All Roads Lead to Charing Cross

The notional ‘centre of London’ since the early nineteenth century, Charing Cross is still the point from which all distances to the Capital are measured. How fitting then that the six spokes of this junction mirror the principle fields of collecting at Saturday’s weekly market: stamps, coins, militaria, ephemera, postcards and miscellaneous(!)

Originally a vegetable market, the site can trace its roots as a trading place back to the late seventeenth century. Access to its wares was given a further boost in 1845 when the Hungerford suspension bridge was built and the market thrived for over a century before it became established as London’s premier collectors’ market in 1974. So far as we can tell, it remains the only weekly collectors’ market anywhere in the UK.

Postal Tribute to Great Britain’s Industrial Heritage

Advance notice of Royal Mail’s forthcoming set of six new stamps honouring some of the most pivotal inventions of the Industrial Revolution. Available from August 12, the stamps will be printed in three se-tenant (side by side) pairs while a further four are being produced (on a special souvenir sheet) to mark several key developments in the electrical revolution.

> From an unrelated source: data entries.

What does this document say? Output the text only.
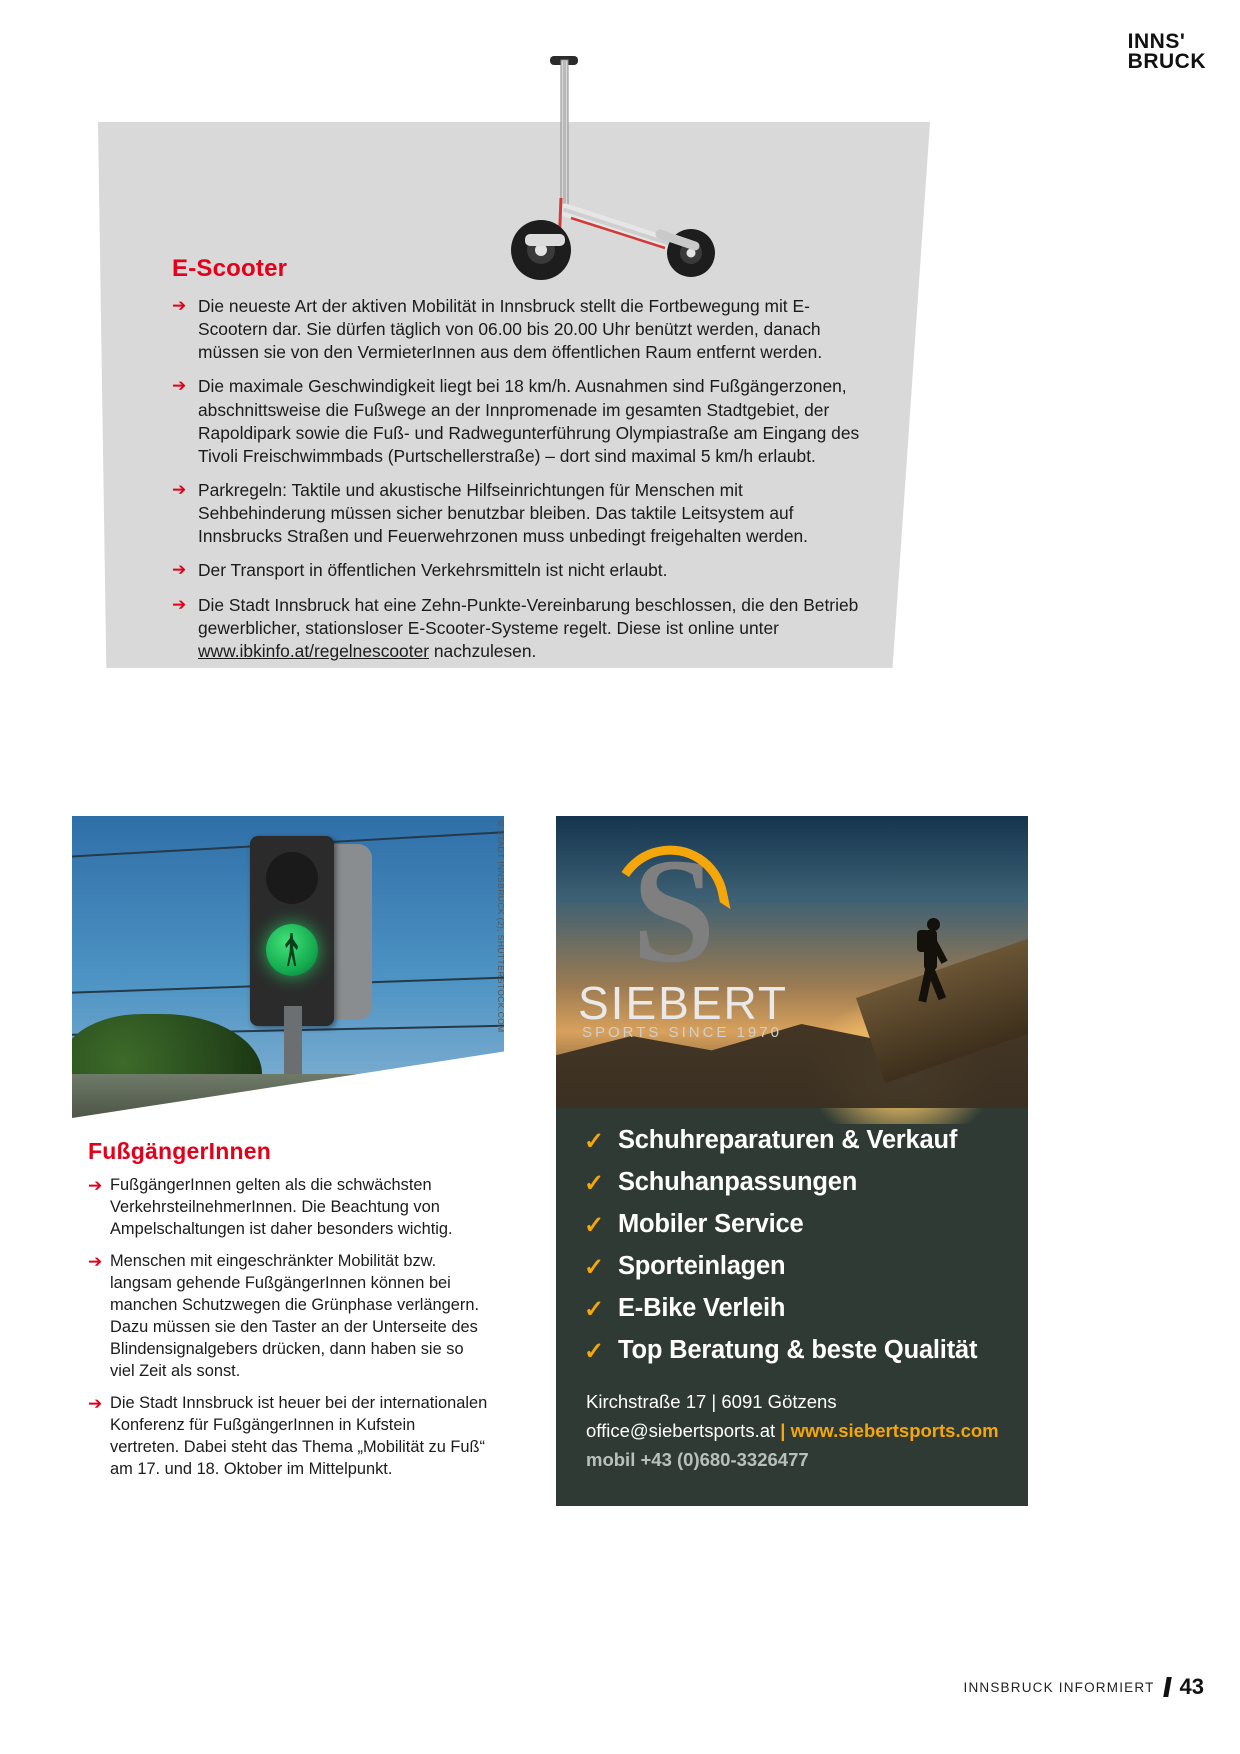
INNS'
BRUCK
E-Scooter
➔ Die neueste Art der aktiven Mobilität in Innsbruck stellt die Fortbewegung mit E-Scootern dar. Sie dürfen täglich von 06.00 bis 20.00 Uhr benützt werden, danach müssen sie von den VermieterInnen aus dem öffentlichen Raum entfernt werden.
➔ Die maximale Geschwindigkeit liegt bei 18 km/h. Ausnahmen sind Fußgängerzonen, abschnittsweise die Fußwege an der Innpromenade im gesamten Stadtgebiet, der Rapoldipark sowie die Fuß- und Radwegunterführung Olympiastraße am Eingang des Tivoli Freischwimmbads (Purtschellerstraße) – dort sind maximal 5 km/h erlaubt.
➔ Parkregeln: Taktile und akustische Hilfseinrichtungen für Menschen mit Sehbehinderung müssen sicher benutzbar bleiben. Das taktile Leitsystem auf Innsbrucks Straßen und Feuerwehrzonen muss unbedingt freigehalten werden.
➔ Der Transport in öffentlichen Verkehrsmitteln ist nicht erlaubt.
➔ Die Stadt Innsbruck hat eine Zehn-Punkte-Vereinbarung beschlossen, die den Betrieb gewerblicher, stationsloser E-Scooter-Systeme regelt. Diese ist online unter www.ibkinfo.at/regelnescooter nachzulesen.
© STADT INNSBRUCK (2), SHUTTERSTOCK.COM
FußgängerInnen
➔ FußgängerInnen gelten als die schwächsten VerkehrsteilnehmerInnen. Die Beachtung von Ampelschaltungen ist daher besonders wichtig.
➔ Menschen mit eingeschränkter Mobilität bzw. langsam gehende FußgängerInnen können bei manchen Schutzwegen die Grünphase verlängern. Dazu müssen sie den Taster an der Unterseite des Blindensignalgebers drücken, dann haben sie so viel Zeit als sonst.
➔ Die Stadt Innsbruck ist heuer bei der internationalen Konferenz für FußgängerInnen in Kufstein vertreten. Dabei steht das Thema „Mobilität zu Fuß“ am 17. und 18. Oktober im Mittelpunkt.
S
SIEBERT
SPORTS SINCE 1970
✓ Schuhreparaturen & Verkauf
✓ Schuhanpassungen
✓ Mobiler Service
✓ Sporteinlagen
✓ E-Bike Verleih
✓ Top Beratung & beste Qualität
Kirchstraße 17 | 6091 Götzens
office@siebertsports.at | www.siebertsports.com
mobil +43 (0)680-3326477
INNSBRUCK INFORMIERT 43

Among the major technological steps forward being featured are the Bessemer process, the Spinning Jenny, Portland cement and the Penydarren Locomotive. A short description of their significance has been thoughtfully added to the stamp for those of us who, even if we did study GC(S)E History, might be forgiven for losing sight of their significance. Indeed, while the words ‘interesting morsel of information’ and ‘Royal Mail press release’ might not often be seen in close company, such was the case on this occasion when we discovered why the Spinning Jenny was so called. Thanks then to the unnamed functionary who explained that it was “…probably derived from a dialect pronunciation of the word ‘engine’, a term that commonly meant machine.”